Grazziani reached Bambi's hotel and upon finding that the district police couldn't find her organized a check on every room, he eventually manages to find her in one of the rooms, while also finding Grandin hiding in the hotel. Grandin divulges the plan to the police, the train murder was only a red herring intended to mask the real target, Darrès, causing the police to focus on the railroad crime and assuming that her murder was to eliminate witnesses, as they steal her money and run away together. He also told them that he and Jean-Lou forged the name on the check using data from the police records.

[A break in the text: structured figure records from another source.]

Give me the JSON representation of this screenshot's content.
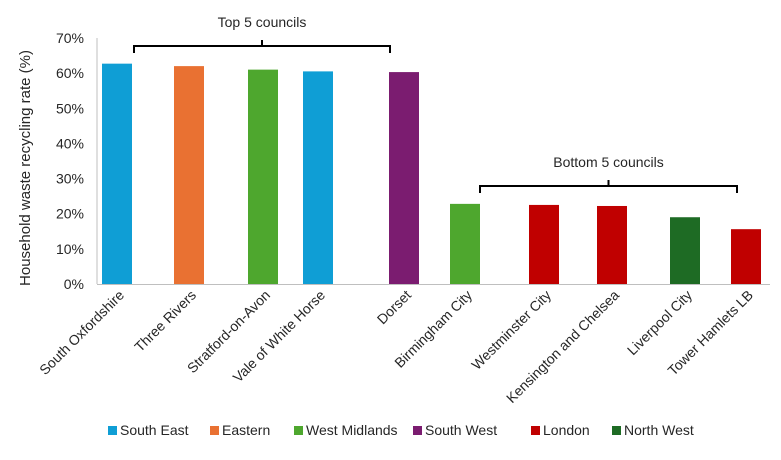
{
  "chart_data": {
    "type": "bar",
    "ylabel": "Household waste recycling rate (%)",
    "xlabel": "",
    "ylim": [
      0,
      70
    ],
    "yticks": [
      "0%",
      "10%",
      "20%",
      "30%",
      "40%",
      "50%",
      "60%",
      "70%"
    ],
    "grid": false,
    "legend_position": "bottom",
    "categories": [
      "South Oxfordshire",
      "Three Rivers",
      "Stratford-on-Avon",
      "Vale of White Horse",
      "Dorset",
      "Birmingham City",
      "Westminster City",
      "Kensington and Chelsea",
      "Liverpool City",
      "Tower Hamlets LB"
    ],
    "values": [
      62.7,
      62.0,
      61.0,
      60.5,
      60.3,
      22.8,
      22.5,
      22.2,
      19.0,
      15.6
    ],
    "regions": [
      "South East",
      "Eastern",
      "West Midlands",
      "South East",
      "South West",
      "West Midlands",
      "London",
      "London",
      "North West",
      "London"
    ],
    "legend": [
      {
        "name": "South East",
        "color": "#0f9ed5"
      },
      {
        "name": "Eastern",
        "color": "#e97132"
      },
      {
        "name": "West Midlands",
        "color": "#4ea72e"
      },
      {
        "name": "South West",
        "color": "#7b1c70"
      },
      {
        "name": "London",
        "color": "#c00000"
      },
      {
        "name": "North West",
        "color": "#1e6b24"
      }
    ],
    "annotations": [
      {
        "text": "Top 5 councils",
        "from": 0,
        "to": 4
      },
      {
        "text": "Bottom 5 councils",
        "from": 5,
        "to": 9
      }
    ]
  }
}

Meanwhile, Jean-Lou arrives at Daniel’s location, but Daniel manages to escape just as Grazziani arrives. Jean-Lou runs from the scene and a lengthy chase around Paris ensues, with a biker gang aiding the police in following Jean-Lou. The chase ends when Jean-Lou is cornered at a riverside road and he proceeded to shoot himself.

==Cast==

- Yves Montand as Inspector Grazziani "Grazzi"
- Jacques Perrin as Daniel
- Catherine Allégret as Benjamine Bombat aka "Bambi"
- Pierre Mondy as Superintendent Tarquin
- Claude Mann as Jean-Lou Gabert
- Jean-Louis Trintignant as Éric Grandin
- Simone Signoret as Éliane Darrès
- Charles Denner as Bob Vaski
- Michel Piccoli as René Cabourg
- Pascale Roberts as Georgette Thomas
- Jacques Dynam as Inspector Malec
- André Valmy as Inspector
- Philippe Rouleau as Inspector Antoine
- Maurice Chevit as Inspector Moutard
- Nadine Alari as Mme Grazziani
- Monique Chaumette as Mme Rivolani
- Paul Pavel as Rivolani
- Bernadette Lafont as Georgette's sister
- Christian Marin as Georgette's brother-in-law
- Serge Rousseau as train controller
- Jenny Orléans as Cabourg's sister.
- Claude Dauphin as Eliane's brother
- Daniel Gélin as the veterinarian
- Tanya Lopert as Mme Garaudy
- Charles Millot as medical examiner
- Albert Michel as bartender
- José Artur as journalist
- William Sabatier as Superintendent Tuffi
- Josée Steiner as employee at the hotel Arizona
- André Weber as drunkard at the police headquarters
- Edmond Ardisson as the telephone voice from Marseille
- Jacqueline Staup as Bambi's boss
- Dominique Zardi as Inspector in the café
- Maurice Auzel as Inspector in the café
- Marcel Bozzuffi as policeman
- Georges Géret as policeman
- Dominique Bernard as train employee
- Lionel Vitrant as inspector
- Nicole Desailly: janitor in Eliane's building
- Jean Droze as a man in the Police headquarters
- Claude Berri as a train employee
- Françoise Arnoul as nurse in the veterinarian school
- Serge Marquand as Georgette's lover
- Denise Péron as drunk lady
- Jean-Pierre Périer
- Bernard Paul
- Lucien Desagneaux

==Reception==
The New York Times said Costa-Gavras "whips it up with a lot of camera trickery and an abundance of cinematic style" but added that "the plot gets so thick and calculated that it becomes temporarily congealed." TV Guide called it "an intriguing, highly entertaining thriller" and praised "Costa-Gavras' taut direction" that "propels this somewhat impenetrable mystery along at breakneck speed." Time Out said that "the ending is one of those ingenious absurdities that haunt the genre, but the lively pace and attention to detail make up for the implausibility."

=== Awards ===
Simone Signoret received a nomination for Best Foreign Actress at the 1967 British Academy Film Awards for her performance. The film also won Best Foreign Film at the 38th National Board of Review Awards, and was also listed among the award ceremonies winners for Best Foreign Films. It was also nominated for the 1967 Edgar Allan Poe Award for Best Motion Picture.